It’s been a while since I’ve written about having a good old declutter. Which is strange as it’s something I seem to think about ALL THE TIME.
I’m always seeking out articles or blogposts on how to declutter, in the hope of getting a new insight or simply enjoying reading about someone else’s process.
I’m no psychologist. But I’m pretty sure my obsession for all things to do with simplifying, minimalism and decluttering, is about control. When crazy things are going on in the world and sometimes life seems overwhelming – taking control of your things and space, and processes, feels gratifying.
I feel so pleased with myself when I feel things are nice and tidy and orderly.
At the moment, my digital life is getting a makeover. Here are some tips if you feel like a good digital sort out.
Dropbox or any other online storage system
I have some seriously old files here. Old coursework I’ve done, old job applications I’ve submitted. Have I ever referred to the coursework again, will I ever? Doubt it. Maybe it feels like proof or something, but either I’ve got a certificate I can keep or I can just remain safe in the knowledge I completed it. I don’t need dusty old folders digitally cluttering up.
I’ve deleted a load, put stuff I want to keep long-term on USB sticks, reordered and renamed. It feels good.
My ‘to read’, ‘personal’, ‘inspiration’ bookmarks quickly become out of control. It seems any webpage I’ve ever found interesting or useful, or that I’ve bookmarked to come back to when I have time, is saved.
Maybe it’s a comfort thing – knowing I can quickly access something again. The thing is, Google is really quick. If I’ve found something on google before, I’m pretty sure I’ll be able to find it again. I’m only keeping stuff I refer to daily or weekly.
I’m a serial email folder maker. I like to keep my inbox as empty as possible, so I end up having a million folders to sort everything into. There is so much old rubbish stored here from over the years. This is going to be a long-term process, starting with folders which are obsolete – a ‘job applications’ folder last used 4 years ago for example. It’s so cathartic whittling it down to a manageable amount. You also get a really good sense of achievement, of changes in your life.
The Notes app on my phone
Every little restaurant recommendation, password reminder, random thought of the day gets stored on here. Which means that when I need something important i.e. a password reminder, there’s a lot to get through to find it. I did a good cull of this info – if I haven’t been to any of these local places after a year, I’m probably never going to. Or maybe I’ve been to them and it’s now irrelevant? Binned.

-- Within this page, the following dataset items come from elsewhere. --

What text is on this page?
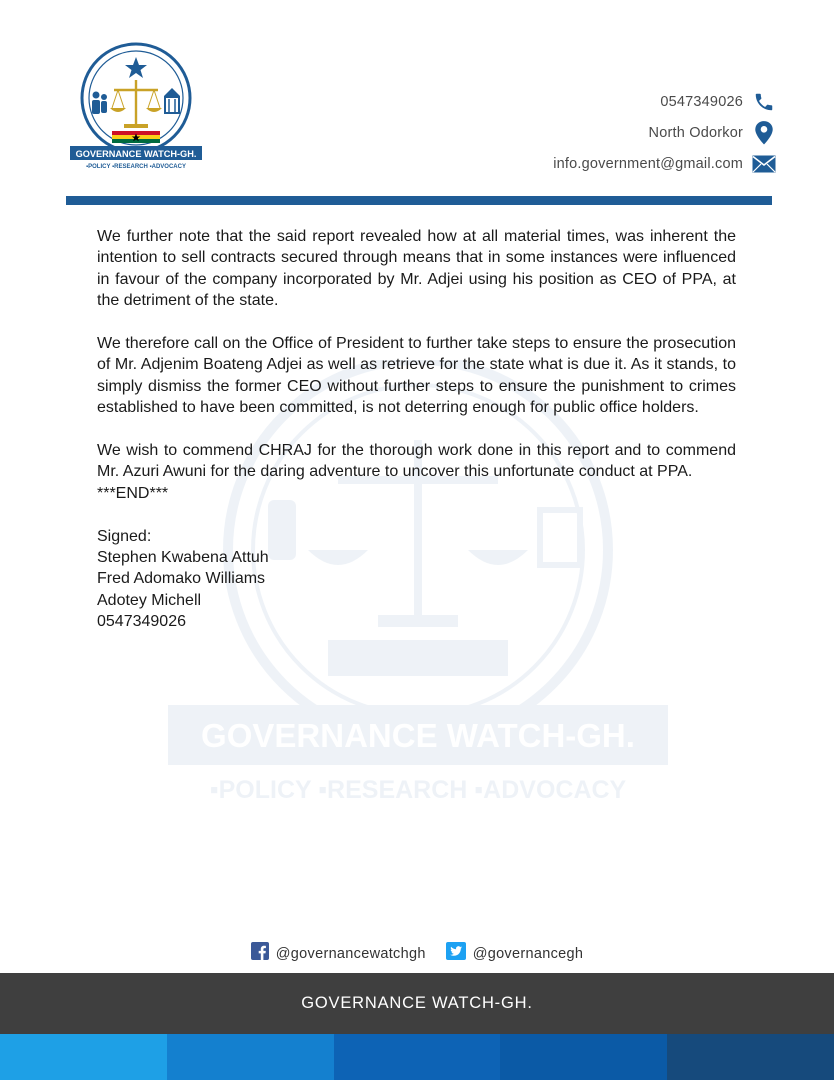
GOVERNANCE WATCH-GH.
▪POLICY ▪RESEARCH ▪ADVOCACY
0547349026
North Odorkor
info.government@gmail.com
GOVERNANCE WATCH-GH.
▪POLICY ▪RESEARCH ▪ADVOCACY

We further note that the said report revealed how at all material times, was inherent the intention to sell contracts secured through means that in some instances were influenced in favour of the company incorporated by Mr. Adjei using his position as CEO of PPA, at the detriment of the state.

We therefore call on the Office of President to further take steps to ensure the prosecution of Mr. Adjenim Boateng Adjei as well as retrieve for the state what is due it. As it stands, to simply dismiss the former CEO without further steps to ensure the punishment to crimes established to have been committed, is not deterring enough for public office holders.

We wish to commend CHRAJ for the thorough work done in this report and to commend Mr. Azuri Awuni for the daring adventure to uncover this unfortunate conduct at PPA.

***END***

Signed:

Stephen Kwabena Attuh

Fred Adomako Williams

Adotey Michell

0547349026

@governancewatchgh	@governancegh
GOVERNANCE WATCH-GH.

I’ve realised that if i can get my phone and laptop to a close a state of ‘brand new’ as possible, I’m going to be pretty pleased. You can feel weighed down by digital clutter. Just seeing loads of items or icons stored or saved can feel like physical clutter. There’s always a good excuse for a declutter.
So there we have it, if you love all things decluttering hopefully you’ll have got some inspiration from my recent culling!